Tuberville can block the promotions by objecting to voice votes that traditionally have confirmed large groups of military nominees, because confirming them one by one in full procedural fashion would be prohibitively time-consuming. Under Senate rules, even a single senator can object and thereby block the group confirmations.
“After the Supreme Court’s decision in Dobbs v. Jackson Women’s Health Organization, [the Pentagon abortion] policy is critical and necessary to meet our obligations to the force. It is also fully within the law, as confirmed by the Justice Department’s Office of Legal Counsel,” the secretaries wrote. “Senators have many legislative and oversight tools to show their opposition to a specific policy. They are free to introduce legislation, gather support for that legislation and pass it. But placing a blanket hold on all general and flag officer nominees, who as apolitical officials have traditionally been exempt from the hold process, is unfair to these military leaders and their families. And it is putting our national security at risk.”
Military leaders, including Defense Secretary Lloyd Austin, have been saying for months that Tuberville’s hold on promotions is destabilizing to national security, as well as readiness of U.S. military forces around the world. One reason why the hold is having such a severe impact, officials say, is because it forces many leaders to perform multiple roles — since the unconfirmed officers cannot assume their new responsibilities.
“With football season starting, I would say, imagine going into the season with a bunch of acting coaches,” Air Force Brig. Gen. Pat Ryder, the Pentagon’s top spokesperson, told reporters at a briefing Tuesday. “And those acting coaches … are now responsible for not only being the offensive and defensive coordinators but also acting as the head coach.”
“We know officers who have incurred significant unforeseen expenses and are facing genuine financial stress because they have had to relocate their families or unexpectedly maintain two residences,” Wormuth, Del Toro and Kendall wrote in their op-ed. “Military spouses … are unable to look for jobs because they don’t know when or if they will move. Children haven’t known where they will go to school, which is particularly hard given how frequently military children change schools already.”
“These military leaders are being forced to endure costly separations from their families,” they continued. “All because of the actions of a single senator.”
Several prominent Republicans have reportedly pushed back somewhat against Tuberville’s obstruction, including Sen. John Thune of South Dakota, the second-highest ranking Republican in the chamber, and Senate Republican leader Mitch McConnell. Former South Carolina Gov. Nikki Haley, who’s running for the 2024 Republican presidential nomination, told conservative talk radio host Hugh Hewitt last month that there “has to be other ways to go about doing this.”
“I appreciate what Tuberville’s trying to do.

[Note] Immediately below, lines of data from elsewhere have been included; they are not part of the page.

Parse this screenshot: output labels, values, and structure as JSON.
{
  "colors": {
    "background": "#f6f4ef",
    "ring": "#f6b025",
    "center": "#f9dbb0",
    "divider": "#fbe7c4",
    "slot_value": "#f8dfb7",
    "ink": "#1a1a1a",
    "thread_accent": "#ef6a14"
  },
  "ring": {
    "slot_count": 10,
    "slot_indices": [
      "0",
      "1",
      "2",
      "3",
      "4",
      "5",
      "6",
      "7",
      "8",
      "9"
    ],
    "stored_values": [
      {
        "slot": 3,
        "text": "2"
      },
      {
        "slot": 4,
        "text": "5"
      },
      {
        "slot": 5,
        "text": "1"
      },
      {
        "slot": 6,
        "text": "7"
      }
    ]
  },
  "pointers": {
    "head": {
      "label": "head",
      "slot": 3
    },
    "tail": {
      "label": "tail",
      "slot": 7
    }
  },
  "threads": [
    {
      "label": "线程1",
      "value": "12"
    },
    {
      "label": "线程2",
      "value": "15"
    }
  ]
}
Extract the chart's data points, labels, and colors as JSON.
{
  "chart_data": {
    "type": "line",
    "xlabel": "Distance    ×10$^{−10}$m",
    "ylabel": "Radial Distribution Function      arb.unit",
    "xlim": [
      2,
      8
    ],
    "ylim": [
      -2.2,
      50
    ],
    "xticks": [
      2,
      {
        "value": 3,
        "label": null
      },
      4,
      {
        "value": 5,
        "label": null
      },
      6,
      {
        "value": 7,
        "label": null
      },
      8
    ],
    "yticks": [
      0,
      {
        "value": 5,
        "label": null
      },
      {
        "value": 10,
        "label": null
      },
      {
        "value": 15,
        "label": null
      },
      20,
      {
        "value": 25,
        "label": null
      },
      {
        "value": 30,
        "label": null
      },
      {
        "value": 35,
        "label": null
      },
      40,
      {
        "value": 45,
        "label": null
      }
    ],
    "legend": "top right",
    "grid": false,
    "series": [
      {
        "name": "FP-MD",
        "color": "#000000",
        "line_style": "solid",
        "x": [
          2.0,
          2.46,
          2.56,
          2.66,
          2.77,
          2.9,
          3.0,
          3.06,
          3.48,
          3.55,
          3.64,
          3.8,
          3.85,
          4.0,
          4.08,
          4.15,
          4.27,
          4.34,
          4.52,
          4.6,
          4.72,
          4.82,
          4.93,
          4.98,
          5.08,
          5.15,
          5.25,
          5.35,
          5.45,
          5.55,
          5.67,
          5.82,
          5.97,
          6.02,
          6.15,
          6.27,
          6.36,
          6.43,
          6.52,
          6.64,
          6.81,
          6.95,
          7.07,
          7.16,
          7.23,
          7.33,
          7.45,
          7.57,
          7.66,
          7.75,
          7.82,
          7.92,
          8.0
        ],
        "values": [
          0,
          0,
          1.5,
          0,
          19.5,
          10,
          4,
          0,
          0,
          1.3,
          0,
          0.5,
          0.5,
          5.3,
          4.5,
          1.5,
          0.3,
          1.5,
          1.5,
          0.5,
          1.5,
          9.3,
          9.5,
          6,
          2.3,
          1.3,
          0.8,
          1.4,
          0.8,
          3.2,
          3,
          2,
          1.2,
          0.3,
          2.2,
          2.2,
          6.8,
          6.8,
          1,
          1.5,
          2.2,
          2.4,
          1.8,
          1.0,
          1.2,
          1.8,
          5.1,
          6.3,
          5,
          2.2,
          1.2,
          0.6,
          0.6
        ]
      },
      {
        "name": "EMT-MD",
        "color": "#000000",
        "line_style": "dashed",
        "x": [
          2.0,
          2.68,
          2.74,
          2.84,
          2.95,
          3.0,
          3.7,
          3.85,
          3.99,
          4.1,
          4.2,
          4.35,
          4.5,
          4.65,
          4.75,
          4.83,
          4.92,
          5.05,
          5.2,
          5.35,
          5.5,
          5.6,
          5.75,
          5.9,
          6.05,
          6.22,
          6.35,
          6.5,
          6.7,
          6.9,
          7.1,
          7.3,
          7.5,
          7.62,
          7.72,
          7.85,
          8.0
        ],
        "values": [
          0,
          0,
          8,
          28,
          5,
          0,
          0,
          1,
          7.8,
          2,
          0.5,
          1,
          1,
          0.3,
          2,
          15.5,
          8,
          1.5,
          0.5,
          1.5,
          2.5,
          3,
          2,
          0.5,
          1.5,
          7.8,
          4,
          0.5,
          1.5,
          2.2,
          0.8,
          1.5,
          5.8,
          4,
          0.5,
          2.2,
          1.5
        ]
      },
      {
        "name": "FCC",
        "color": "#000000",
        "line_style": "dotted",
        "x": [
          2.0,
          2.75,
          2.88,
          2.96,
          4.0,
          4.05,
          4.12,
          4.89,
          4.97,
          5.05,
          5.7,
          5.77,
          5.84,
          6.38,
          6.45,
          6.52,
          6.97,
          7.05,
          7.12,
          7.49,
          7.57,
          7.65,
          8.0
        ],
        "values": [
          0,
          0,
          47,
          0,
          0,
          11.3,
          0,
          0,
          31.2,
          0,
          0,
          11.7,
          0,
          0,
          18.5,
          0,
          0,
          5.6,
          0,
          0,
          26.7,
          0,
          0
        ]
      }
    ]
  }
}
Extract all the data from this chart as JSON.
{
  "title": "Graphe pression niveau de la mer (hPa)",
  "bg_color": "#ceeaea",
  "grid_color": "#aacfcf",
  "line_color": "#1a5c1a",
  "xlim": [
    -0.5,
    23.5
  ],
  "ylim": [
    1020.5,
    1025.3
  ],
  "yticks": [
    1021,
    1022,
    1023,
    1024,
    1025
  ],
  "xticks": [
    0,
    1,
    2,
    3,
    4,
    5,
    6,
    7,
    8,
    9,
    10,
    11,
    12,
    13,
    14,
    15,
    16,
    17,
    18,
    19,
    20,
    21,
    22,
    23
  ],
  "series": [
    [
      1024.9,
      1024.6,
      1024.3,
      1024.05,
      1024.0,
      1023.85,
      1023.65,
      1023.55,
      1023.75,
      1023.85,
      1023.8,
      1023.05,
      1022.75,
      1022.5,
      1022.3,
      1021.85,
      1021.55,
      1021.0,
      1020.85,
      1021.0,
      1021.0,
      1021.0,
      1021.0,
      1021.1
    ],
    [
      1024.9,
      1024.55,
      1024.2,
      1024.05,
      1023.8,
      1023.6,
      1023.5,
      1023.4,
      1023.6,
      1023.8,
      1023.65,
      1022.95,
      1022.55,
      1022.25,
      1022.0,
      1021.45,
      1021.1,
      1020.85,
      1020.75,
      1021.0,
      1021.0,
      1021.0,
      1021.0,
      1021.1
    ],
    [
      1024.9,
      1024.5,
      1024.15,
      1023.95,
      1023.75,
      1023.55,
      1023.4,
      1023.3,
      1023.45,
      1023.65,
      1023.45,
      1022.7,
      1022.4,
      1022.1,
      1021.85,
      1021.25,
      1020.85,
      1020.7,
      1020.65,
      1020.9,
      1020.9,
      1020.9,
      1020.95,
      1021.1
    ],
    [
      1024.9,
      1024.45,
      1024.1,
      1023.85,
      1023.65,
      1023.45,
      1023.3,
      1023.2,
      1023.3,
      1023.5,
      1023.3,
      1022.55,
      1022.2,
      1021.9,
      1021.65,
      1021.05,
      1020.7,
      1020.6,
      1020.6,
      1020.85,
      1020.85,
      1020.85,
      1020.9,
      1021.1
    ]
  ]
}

I do,” she said. “But have we gotten so low that this is how we have to go about stopping it?”
The Pentagon said Tuesday that Tuberville’s efforts are holding up the promotions of about 300 officers — including Air Force Gen. Charles Brown, the nominee to succeed Army Gen. Mark Milley as chairman of the Joint Chiefs of Staff on Oct. 1, and Marine Gen. Eric Smith, the nominee to replace Gen. David Berger as commandant of the Marine Corps.
Tuberville didn’t immediately respond to The Washington Post op-ed, but he said in a social media post on Saturday, “I didn’t start this.”
“The Biden [administration] injected politics into the military and imposed an unlawful abortion policy on the American taxpayers,” he wrote. “I am trying to get politics out of the military.”
Secretaries Wormuth, Del Toro and Kendall took issue with that notion in the Post.
“The prolonged uncertainty and political battles over these military nominations will have a corrosive effect on the force,” they wrote.
“Rather than seeking a resolution to this impasse in that spirit, Tuberville has suggested he is going to further escalate this confrontation by launching baseless political attacks against these men and women.”